Do you think you have a grasp on who you are and what you need from others for positive interactions?
In many of the leadership programs I’ve completed, I’ve been asked to take a look at myself before we turn to my interactions with others. The idea is that if you understand yourself and how you operate, you can better understand how to be empathetic of others.
For example, there is a popular personality quiz called “True Colors” that has you choose which group of traits best fits your personality and at the end you receive your color ranking (between orange, gold, green and blue).
Here is a similar test if you’re interested in taking it.
What this tells me about myself is that my first — and extremely strong — color is blue. Those who are blue are often empathetic caretakers that want to make others happy but need encouragement and validated themselves. They see themselves as warm, affirming, caring and social experts; but others often see them as over-emotional people who talk too much and have a tendency toward manipulation or being aloof when things don’t go their way.

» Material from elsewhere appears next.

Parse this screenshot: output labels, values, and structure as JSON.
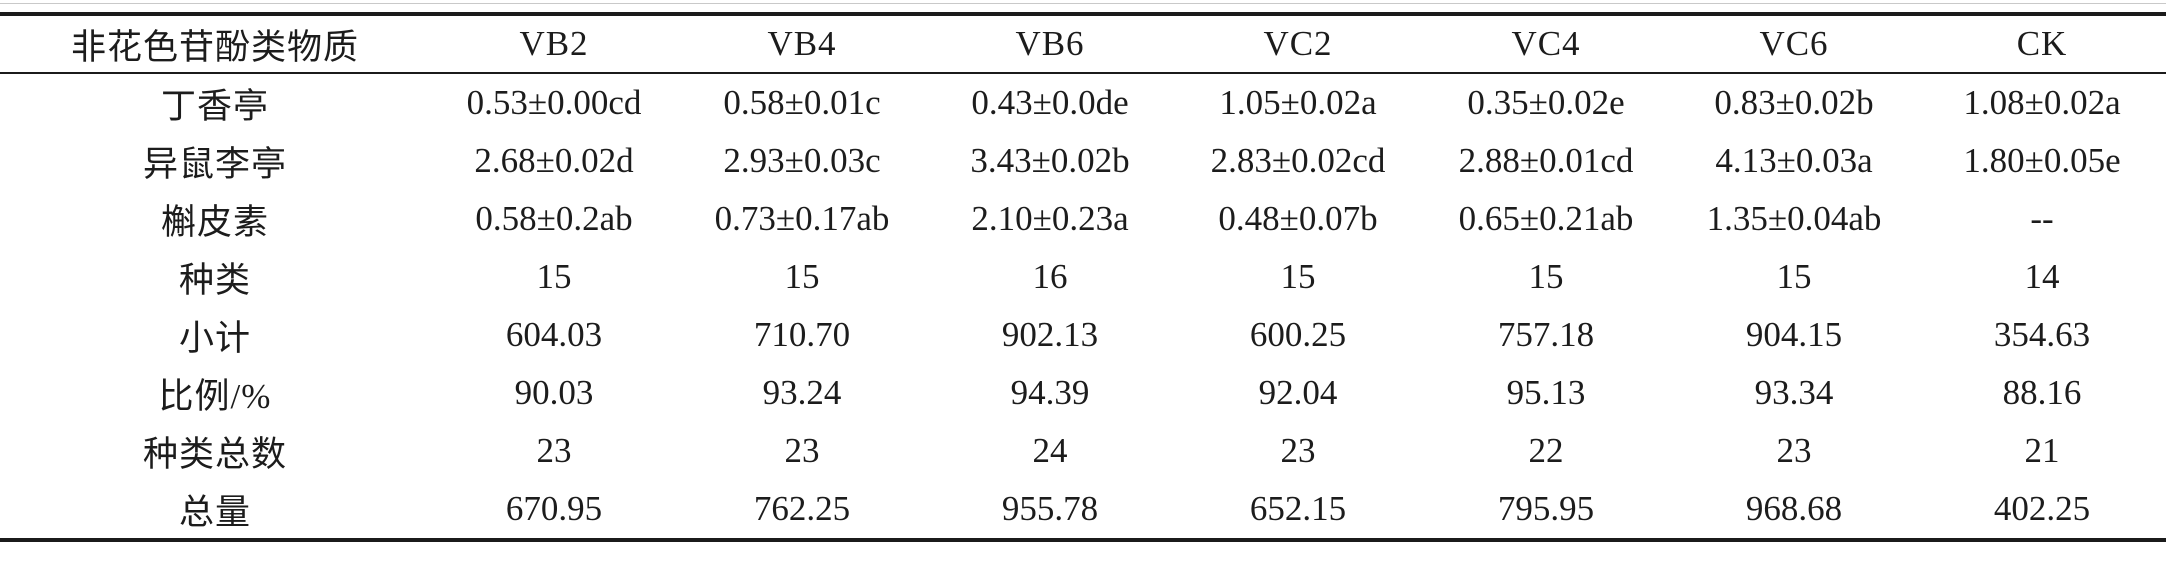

I will candidly say that I can see those own attributes in myself. Others have called me nonchalant or manipulative and while I don’t always (and in all likelihood rarely ever) aim to act this way, I could see how others with different colors would see these negative qualities in me. For example, for an individual who finds themselves to be a stable, efficient, neat, organized and task-oriented gold would probably find great frustration teaming up with me on projects because while they may be considering the practicalities of our task, I might be thinking about how others will feel about it, even if that feels less efficient.
So sure, someone who is gold could write me off of the project when I come in and want to make sure they’re in good spirits before starting, or they can take the time to understand where I’m coming from and why I value what I do.
Similarly, we can highlight the bad in one another, or we can consider our positivities instead and how they work together to bring the best out in us.
Of course, a “good leader” will idealistically learn to exhibit attributes of all colors and conflict/leadership styles. They will learn from themselves and others in order to best interact with others by being sensitive of what others need from them. This doesn’t mean that you change yourself for others, but rather that you allow yourself to grow as a person by being realistic about your interactions with others to realize that everyone has different ways of interacting.
Maybe if we all consider and embrace our differences rather than believing that no matter what we can’t get along, maybe if we attempt to understand one another and why we are so different, the world will be a little bit better.
And hey, if nothing else, it’s something to learn about yourself. Why not?